Czy lubię lubuskie..?
Ostatni długi weekend, ostatnie liście na drzewach, ostatnia okazja by trochę się powłóczyć...
Na bazę wypadową wybraliśmy łowisko w miejscowości Dąbie. Co prawda łowienie ryb było w cenie, ale nie skorzystaliśmy z tej opcji - skusiły nas raczej małe domki w spokojnej okolicy i bardzo przystępnej cenie.
Do naszej pierwszej atrakcji mieliśmy około godziny drogi. Był to Park Krajobrazowy Łuk Mużakowa. Sam Łuk Mużakowa to struktura geologiczna powstała w wyniku działalności lądolodu sprzed 450 tys. lat w okresie zlodowacenia skandynawskiego, a konkretnie największa w Europie morena czołowa. Jej kształt ma postać ogromnej, 40-kilometrowej podkowy.

Staw rudy
Przez park prowadzi ścieżka geoturystyczna „Dawna Kopalnia Babina”. Powstała ona by przekazywać wiedzę z zakresu poszukiwania i wydobywania kopalin oraz zmian krajobrazu naturalnego w związku z działalnością górniczą. Miejsce powstania ścieżki jest nieprzypadkowe, gdyż występuje tu największe w Polsce „pojezierze antropogeniczne”, powstałe na skutek eksploatacji węgla brunatnego, glin, żwiru i piasku przez ponad 160 lat.
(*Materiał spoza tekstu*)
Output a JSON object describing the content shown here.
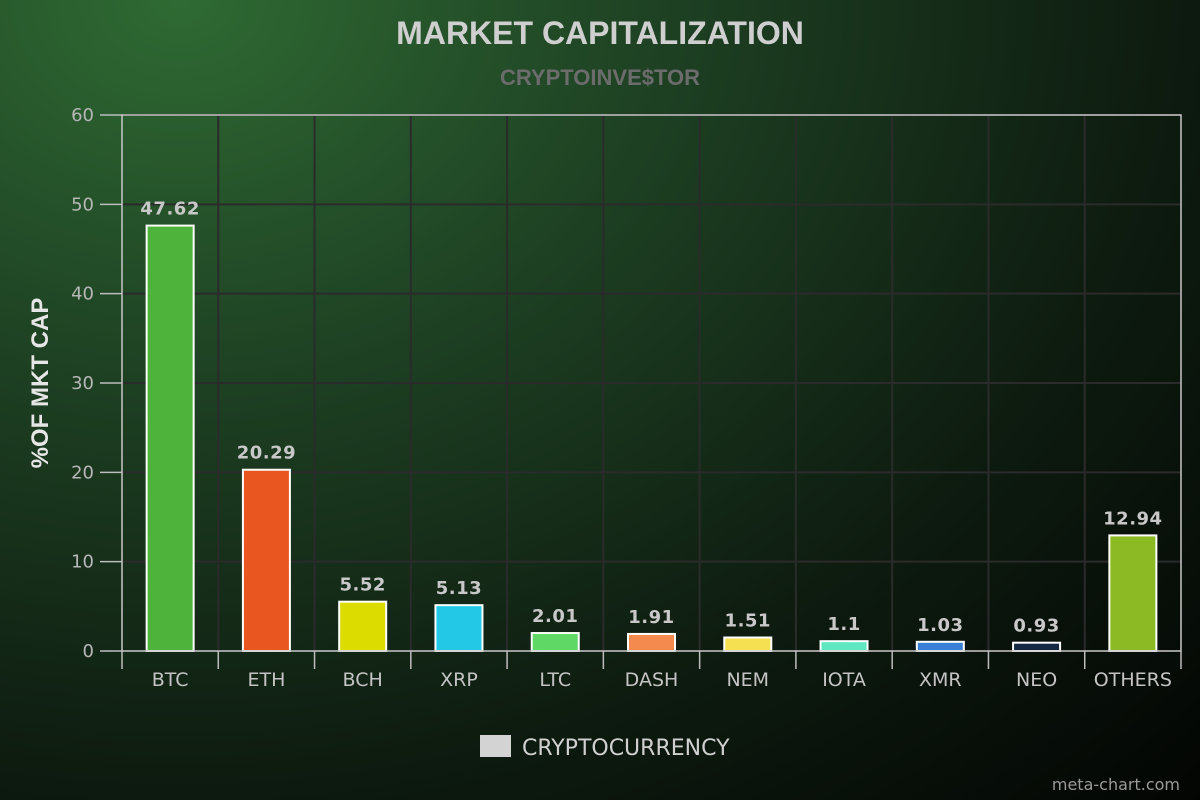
{
  "chart_data": {
    "type": "bar",
    "title": "MARKET CAPITALIZATION",
    "subtitle": "CRYPTOINVE$TOR",
    "xlabel": "",
    "ylabel": "%OF MKT CAP",
    "ylim": [
      0,
      60
    ],
    "yticks": [
      "0",
      "10",
      "20",
      "30",
      "40",
      "50",
      "60"
    ],
    "grid": true,
    "legend_position": "bottom-center",
    "categories": [
      "BTC",
      "ETH",
      "BCH",
      "XRP",
      "LTC",
      "DASH",
      "NEM",
      "IOTA",
      "XMR",
      "NEO",
      "OTHERS"
    ],
    "series": [
      {
        "name": "CRYPTOCURRENCY",
        "values": [
          47.62,
          20.29,
          5.52,
          5.13,
          2.01,
          1.91,
          1.51,
          1.1,
          1.03,
          0.93,
          12.94
        ],
        "labels": [
          "47.62",
          "20.29",
          "5.52",
          "5.13",
          "2.01",
          "1.91",
          "1.51",
          "1.1",
          "1.03",
          "0.93",
          "12.94"
        ]
      }
    ],
    "bar_colors": [
      "#4db33a",
      "#ea561f",
      "#dcdc00",
      "#23c8e6",
      "#5fd866",
      "#f58a4e",
      "#f5e052",
      "#5de8c2",
      "#3a7fd6",
      "#142844",
      "#8cba25"
    ],
    "legend_swatch_color": "#d3d3d3"
  },
  "credit": "meta-chart.com"
}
Formy erozyjne przy zbiorniku Afryka
W wyniku długotrwałej działalności górniczej na tym terenie powstało ponad 100 zbiorników wodnych różniących się barwą, składem chemicznym i kształtem. Ścieżka między nimi zawiera wiele miejsc do odpoczynku, tablic informacyjnych i punktów widokowych. Jedną z atrakcji trasy jest drewniana wieża widokowa o wysokości 24 m przy zbiorniku Afryka.

Staw Dwójka
Będąc w tej okolicy wstąpiliśmy także do Park Mużakowskiego - największego parku w stylu anglosaskim na terenie Polski. Park leży na granicy - strona polska ma 522 ha, a niemiecka 206 ha powierzchni.
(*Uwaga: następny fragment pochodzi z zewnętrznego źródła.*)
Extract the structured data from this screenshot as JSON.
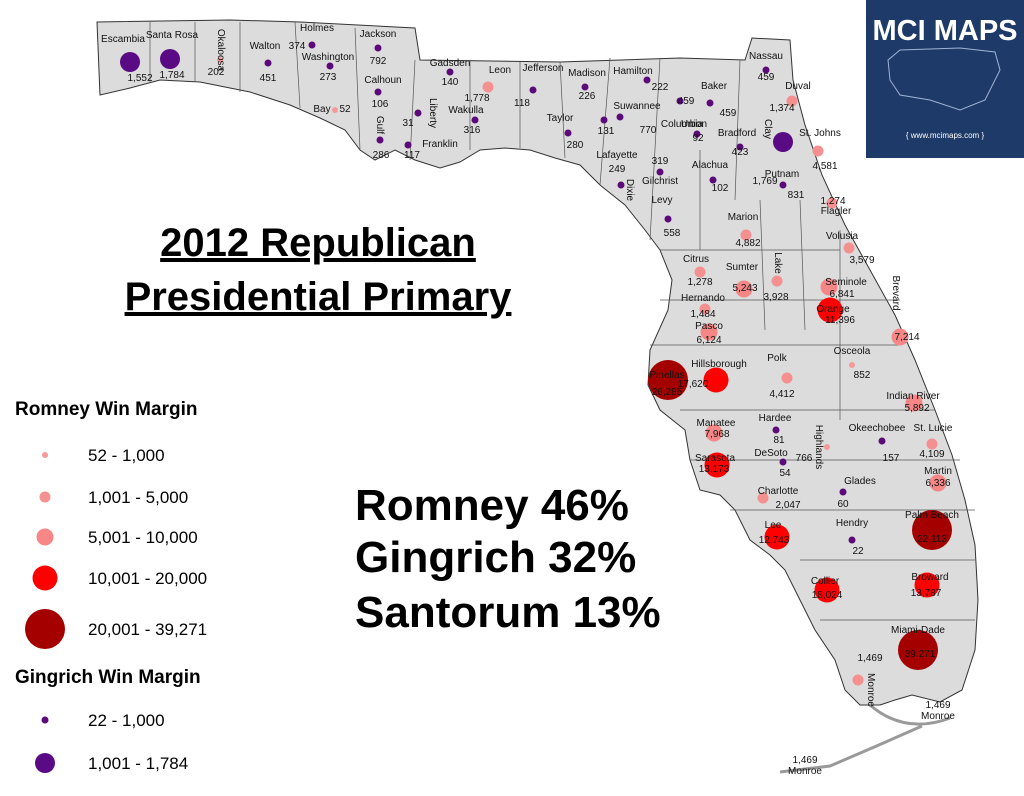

Na terenie parku, po niemieckiej stronie, znajduje się Zamek Bad Muskau, który został wybudowany na fundamentach XVI-wiecznej, renesansowej budowli. Obecną formę przybrał w XIX stuleciu dla ekscentrycznego podróżnika - hrabiego Hermann von Puckler-Muskau, który był też pomysłodawcą założenia tu ogromnego parku. Dla jego stworzenia hrabia rozwiódł się ze swą ukochaną żoną i pobrał się z bogatszą kobietą, która pomogła mu pomysł zrealizować.
Następnego dnia udaliśmy się do Zielonej Góry zahaczając o Krosno Odrzańskie i północną stronę Odry. Jest tam jedno miejsce warte odwiedzenia - na mapie znajdziecie je jako Klify nad Odrą. Rozciąga się tu piękny, o każdej porze roku, widok.
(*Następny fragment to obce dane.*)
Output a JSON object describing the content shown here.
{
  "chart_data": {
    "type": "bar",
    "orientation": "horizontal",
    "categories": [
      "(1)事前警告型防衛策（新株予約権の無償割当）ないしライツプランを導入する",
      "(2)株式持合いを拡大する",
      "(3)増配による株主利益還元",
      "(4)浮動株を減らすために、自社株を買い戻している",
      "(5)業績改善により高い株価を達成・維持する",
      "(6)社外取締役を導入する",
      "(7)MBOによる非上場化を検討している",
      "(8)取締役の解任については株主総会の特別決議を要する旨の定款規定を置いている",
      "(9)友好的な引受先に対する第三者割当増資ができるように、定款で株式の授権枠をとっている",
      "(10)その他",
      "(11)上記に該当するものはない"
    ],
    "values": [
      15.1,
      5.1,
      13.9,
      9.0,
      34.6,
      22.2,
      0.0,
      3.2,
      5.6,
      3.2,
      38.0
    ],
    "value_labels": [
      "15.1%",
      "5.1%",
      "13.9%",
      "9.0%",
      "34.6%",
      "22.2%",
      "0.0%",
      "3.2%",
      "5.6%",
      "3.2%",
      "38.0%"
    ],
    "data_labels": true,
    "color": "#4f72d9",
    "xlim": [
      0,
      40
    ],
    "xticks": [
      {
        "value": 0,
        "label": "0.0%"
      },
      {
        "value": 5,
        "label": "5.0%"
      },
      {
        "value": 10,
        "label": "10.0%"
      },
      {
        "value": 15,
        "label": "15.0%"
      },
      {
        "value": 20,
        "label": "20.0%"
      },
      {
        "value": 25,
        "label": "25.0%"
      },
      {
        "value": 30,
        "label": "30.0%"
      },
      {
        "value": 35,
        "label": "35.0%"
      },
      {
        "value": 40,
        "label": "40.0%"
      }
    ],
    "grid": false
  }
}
Zielona Góra słynie z produkcji wina. Bogiem wina był Bachus więc.... dzień spędziliśmy na łapaniu Bachusików. Są to małe rzeźby z brązu, porozstawiane po całym mieście. Mają swoje imiona, sponsorów i historie. Przy osiemnastym myślałam, że mam większość z nich, po czym okazało się, że jest ich około 50..

Spacerując po mieście (Tośka była z nami więc w grę wchodziło tylko "zewnętrzne" zwiedzanie) natknęliśmy się na kilka ciekawych murali i budynków. Na koniec wizyty w mieście wina przenieśliśmy się na chwilę w czasie w barze Czar PRL-u na ul. Krawieckiej.

Mural na ul.Kupieckiej
Następnie udaliśmy się na Ruiny Pałacu w Zatoniu. Pałac został wybudowany w 1689 r. Był wielokrotnie przebudowany. Po tym jak został spalony przez wojska radzieckie w 1945 roku nie został już nigdy odbudowany. Dopiero w 2018 roku zabezpieczono ruiny pałacu oraz udostępniono je zwiedzającym. Rewitalizacja parku kosztowała blisko 17 milionów złotych!


Ruiny pałacu
Szczególnie polecam udanie się tam tuż przed zachodem słońca by móc podziwiać budowlę za dnia jak i po zmroku z uwagi na zachwycające podświetlenie.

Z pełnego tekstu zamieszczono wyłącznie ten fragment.